Re: Deprecating ext4 support

Christian Balzer <chibi@xxxxxxx> · Wed, 13 Apr 2016 12:27:35 +0900

Hello,

On Tue, 12 Apr 2016 09:56:32 -0400 (EDT) Sage Weil wrote:

> Hi all,
> 
> I've posted a pull request that updates any mention of ext4 in the docs:
> 
> 	https://github.com/ceph/ceph/pull/8556
> 
> In particular, I would appreciate any feedback on
> 
> 	https://github.com/ceph/ceph/pull/8556/commits/49604303124a2b546e66d6e130ad4fa296602b01
> 
> both on substance and delivery.
> 
> Given the previous lack of clarity around ext4, and that it works well 
> enough for RBD and other short object name workloads, I think the most
> we can do now is deprecate it to steer any new OSDs away.
> 
A clear statement of what "short" means in this context and if this (in
general) applies to RBD and CephFS would probably be helpful.

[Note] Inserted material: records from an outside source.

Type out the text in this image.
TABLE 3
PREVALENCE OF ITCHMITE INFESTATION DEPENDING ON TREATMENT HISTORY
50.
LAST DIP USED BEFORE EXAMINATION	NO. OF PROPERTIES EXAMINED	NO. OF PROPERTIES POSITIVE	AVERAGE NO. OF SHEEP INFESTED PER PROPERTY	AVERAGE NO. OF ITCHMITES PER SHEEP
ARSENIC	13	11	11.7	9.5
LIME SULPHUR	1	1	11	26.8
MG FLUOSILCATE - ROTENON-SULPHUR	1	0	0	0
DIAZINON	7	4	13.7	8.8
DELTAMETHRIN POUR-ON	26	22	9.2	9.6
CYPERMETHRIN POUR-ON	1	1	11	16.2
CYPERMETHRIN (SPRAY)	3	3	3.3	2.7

> And at least in the non-RGW case, I mean deprecate in the "recommend 
> alternative" sense of the word, not that it won't be tested or that any 
> code will be removed.
> 
> 	https://en.wikipedia.org/wiki/Deprecation#Software_deprecation
> 
> If there are ext4 + RGW users, that is still a difficult issue, since it 
> is broken now, and expensive to fix.
> 
I'm wondering what the cross section of RGW (being "stable" a lot longer
than CephFS) and Ext4 users is for this to pop up so late in the game.

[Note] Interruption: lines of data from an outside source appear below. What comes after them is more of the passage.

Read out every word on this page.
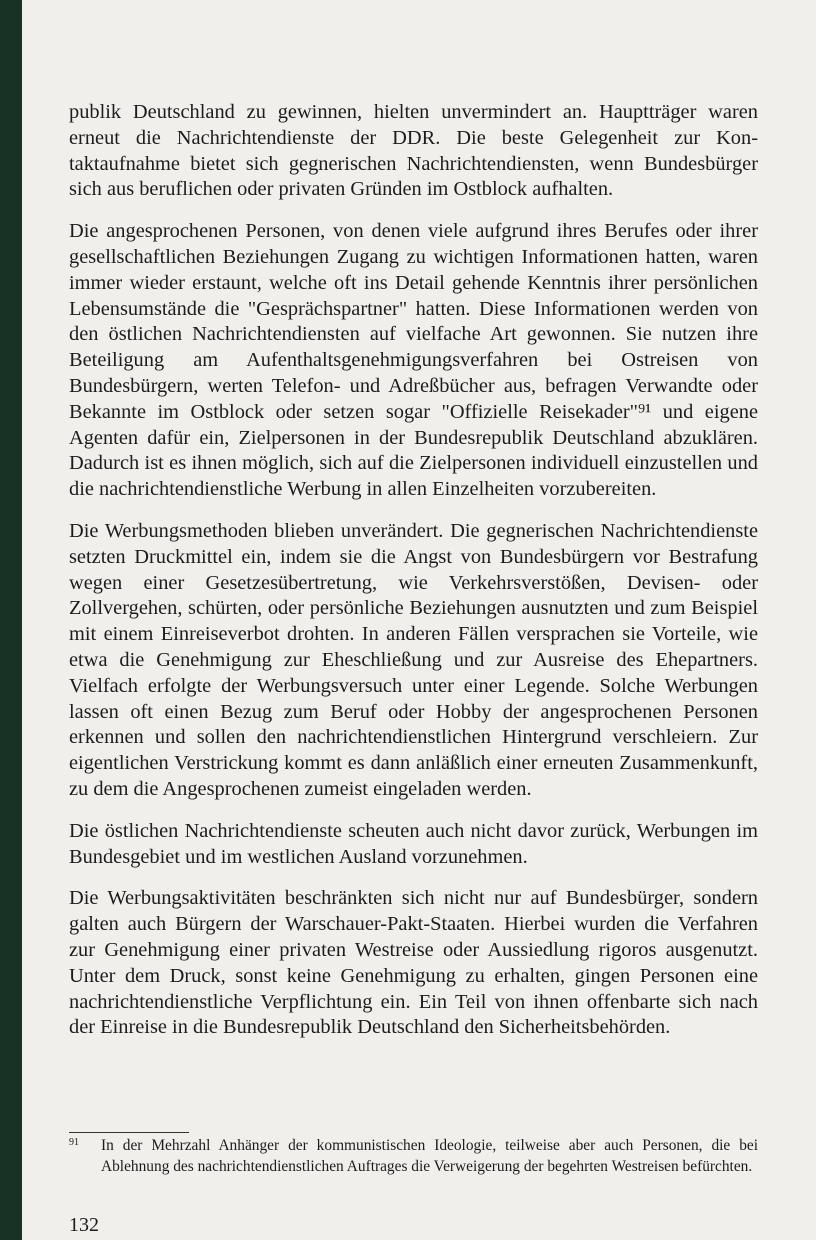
publik Deutschland zu gewinnen, hielten unvermindert an. Hauptträger waren erneut die Nachrichtendienste der DDR. Die beste Gelegenheit zur Kontaktaufnahme bietet sich gegnerischen Nachrichtendiensten, wenn Bundesbürger sich aus beruflichen oder privaten Gründen im Ostblock aufhalten.

Die angesprochenen Personen, von denen viele aufgrund ihres Berufes oder ihrer gesellschaftlichen Beziehungen Zugang zu wichtigen Informationen hatten, waren immer wieder erstaunt, welche oft ins Detail gehende Kenntnis ihrer persönlichen Lebensumstände die "Gesprächspartner" hatten. Diese Informationen werden von den östlichen Nachrichtendiensten auf vielfache Art gewonnen. Sie nutzen ihre Beteiligung am Aufenthaltsgenehmigungsverfahren bei Ostreisen von Bundesbürgern, werten Telefon- und Adreßbücher aus, befragen Verwandte oder Bekannte im Ostblock oder setzen sogar "Offizielle Reisekader"⁹¹ und eigene Agenten dafür ein, Zielpersonen in der Bundesrepublik Deutschland abzuklären. Dadurch ist es ihnen möglich, sich auf die Zielpersonen individuell einzustellen und die nachrichtendienstliche Werbung in allen Einzelheiten vorzubereiten.

Die Werbungsmethoden blieben unverändert. Die gegnerischen Nachrichtendienste setzten Druckmittel ein, indem sie die Angst von Bundesbürgern vor Bestrafung wegen einer Gesetzesübertretung, wie Verkehrsverstößen, Devisen- oder Zollvergehen, schürten, oder persönliche Beziehungen ausnutzten und zum Beispiel mit einem Einreiseverbot drohten. In anderen Fällen versprachen sie Vorteile, wie etwa die Genehmigung zur Eheschließung und zur Ausreise des Ehepartners. Vielfach erfolgte der Werbungsversuch unter einer Legende. Solche Werbungen lassen oft einen Bezug zum Beruf oder Hobby der angesprochenen Personen erkennen und sollen den nachrichtendienstlichen Hintergrund verschleiern. Zur eigentlichen Verstrickung kommt es dann anläßlich einer erneuten Zusammenkunft, zu dem die Angesprochenen zumeist eingeladen werden.

Die östlichen Nachrichtendienste scheuten auch nicht davor zurück, Werbungen im Bundesgebiet und im westlichen Ausland vorzunehmen.

Die Werbungsaktivitäten beschränkten sich nicht nur auf Bundesbürger, sondern galten auch Bürgern der Warschauer-Pakt-Staaten. Hierbei wurden die Verfahren zur Genehmigung einer privaten Westreise oder Aussiedlung rigoros ausgenutzt. Unter dem Druck, sonst keine Genehmigung zu erhalten, gingen Personen eine nachrichtendienstliche Verpflichtung ein. Ein Teil von ihnen offenbarte sich nach der Einreise in die Bundesrepublik Deutschland den Sicherheitsbehörden.

91	In der Mehrzahl Anhänger der kommunistischen Ideologie, teilweise aber auch Personen, die bei Ablehnung des nachrichtendienstlichen Auftrages die Verweigerung der begehrten Westreisen befürchten.

132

Also, since Sam didn't pipe up, I'd still would like to know if this is
"fixed" by having larger than the default 256Byte Ext4 inodes (2KB in my
case) as it isn't purely academic for me.
Or maybe other people like "Michael Metz-Martini" who need Ext4 for
performance reasons and can't obviously go to BlueStore yet.

> 
> On Tue, 12 Apr 2016, Christian Balzer wrote:
> > Only RBD on all clusters so far and definitely no plans to change that 
> > for the main, mission critical production cluster. I might want to add 
> > CephFS to the other production cluster at some time, though.
> 
> That's good to hear.  If you continue to use ext4 (by adjusting down the 
> max object length), the only limitation you should hit is an indirect
> cap on the max RBD image name length.
> 
Just to parse this sentence correctly, is it the name of the object
(output of "rados ls"), the name of the image "rbd ls" or either?

> > No RGW, but if/when RGW supports "listing objects quickly" (is what I
> > vaguely remember from my conversation with Timo Sirainen, the Dovecot
> > author) we would be very interested in that particular piece of Ceph as
> > well. On a completely new cluster though, so no issue.
> 
> OT, but I suspect he was referring to something slightly different
> here. Our conversations about object listing vs the dovecot backend
> surrounded the *rados* listing semantics (hash-based, not prefix/name
> based).  RGW supports fast sorted/prefix name listings, but you pay for
> it by maintaining an index (which slows down PUT).  The latest RGW in
> Jewel has experimental support for a non-indexed 'blind' bucket as well
> for users that need some of the RGW features (ACLs, striping, etc.) but
> not the ordered object listing and other index-dependent features.
> 
Sorry about the OT, but since the Dovecot (Pro) backend supports S3 I
would have thought that RGW would be a logical expansion from there, not
going for a completely new (but likely a lot faster) backend using rados.
Oh well, I shall go poke them.

> > Again, most people that deploy Ceph in a commercial environment (that
> > is working for a company) will be under pressure by the penny-pinching
> > department to use their HW for 4-5 years (never mind the pace of
> > technology and Moore's law).
> > 
> > So you will want to:
> > a) Announce the end of FileStore ASAP, but then again you can't really
> > do that before BlueStore is stable.
> > b) support FileStore for 4 years at least after BlueStore is the
> > default. This could be done by having a _real_ LTS release, instead of
> > dragging Filestore into newer version.
> 
> Right.  Nothing can be done until the preferred alternative is
> completely stable, and from then it will take quite some time to drop
> support or remove it given the install base.
> 
> > > > Which brings me to the reasons why people would want to migrate
> > > > (NOT talking about starting freshly) to bluestore.
> > > > 
> > > > 1. Will it be faster (IOPS) than filestore with SSD journals? 
> > > > Don't think so, but feel free to prove me wrong.
> > > 
> > > It will absolutely faster on the same hardware.  Whether BlueStore on
> > > HDD only is faster than FileStore HDD + SSD journal will depend on
> > > the workload.
> > > 
> > Where would the Journal SSDs enter the picture with BlueStore? 
> > Not at all, AFAIK, right?
> 
> BlueStore can use as many as three devices: one for the WAL (journal, 
> though it can be much smaller than FileStores, e.g., 128MB), one for 
> metadata (e.g., an SSD partition), and one for data.
> 
Right, I blanked on that, despite having read the K/V storage back when
they first showed up. Just didn't make the connection with BlueStore.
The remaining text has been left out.